La science ne resta pas oisive. Hippocrate[5] lui-même étudia la maladie. Pendant le cours ultérieur de celle-ci, il fit profiter les Athéniens de ses expériences en essayant surtout de purifier l’air par le feu ; procédé que lui suggéra, dit-on, la remarque que, de tous les habitants de la ville, les forgerons étaient les moins éprouvés. Mais, au début, tous les remèdes qu’on alla demander aux prêtres et aux médecins restèrent sans effet. On laissait, avec l’inertie du désespoir, le fléau suivre son cours. La contagion était si grande qu’amis et parents abandonnaient leurs malades, et qu’on négligeait les rites des funérailles, si sacrés pour les Grecs. Des tas de mourants et de morts gisaient autour des fontaines où ils avaient cherché un dernier soulagement ; les saints lieux furent, pour la première fois, souillés par des cadavres. Tandis que les calamités ordinaires ont coutume d’unir les citoyens, celle-ci brisa tous les liens de la famille et de la vie publique. On devenait indifférent à l’égard de la loi et de l’ordre ; le sentiment de l’honneur et du devoir s’émoussait ; on en voulait aux dieux et aux hommes[6]. Selon la différence de leur caractère, les uns s’abandonnaient à une sombre tristesse, se croyant livrés aux châtiments d’une puissance implacable, tandis que les autres, avec une licence effrénée, satisfaisaient leurs instincts les plus dépravés et cherchaient dans le vertige des jouissances immodérées la distraction ou l’oubli.

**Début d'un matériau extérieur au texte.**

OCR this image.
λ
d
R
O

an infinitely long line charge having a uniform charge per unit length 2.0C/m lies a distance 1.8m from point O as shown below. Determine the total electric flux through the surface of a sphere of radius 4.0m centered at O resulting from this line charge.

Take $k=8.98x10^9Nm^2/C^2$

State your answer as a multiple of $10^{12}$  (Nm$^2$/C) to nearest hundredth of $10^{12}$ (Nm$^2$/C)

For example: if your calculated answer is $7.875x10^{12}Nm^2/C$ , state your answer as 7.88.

La situation des Athéniens était, en effet, terrible. Tandis que d’habitude on cherchait un remède contre ht maladie en fuyant dans les montagnes pour changer d’air, on se voyait enfermé dans des murs au milieu d’une chaleur croissante ; les Péloponnésiens parcouraient le pays pour anéantir les derniers restes de la prospérité des campagnes, tandis qu’à l’intérieur sévissait un ennemi plus implacable encore qui abattait les hommes à coup sûr, comme des victimes sans défense. Tout commerce avait cessé ; le prix des vivres augmentait ; les pauvres souffraient double misère, et les riches s’apercevaient que tout leur argent ne leur servait de rien.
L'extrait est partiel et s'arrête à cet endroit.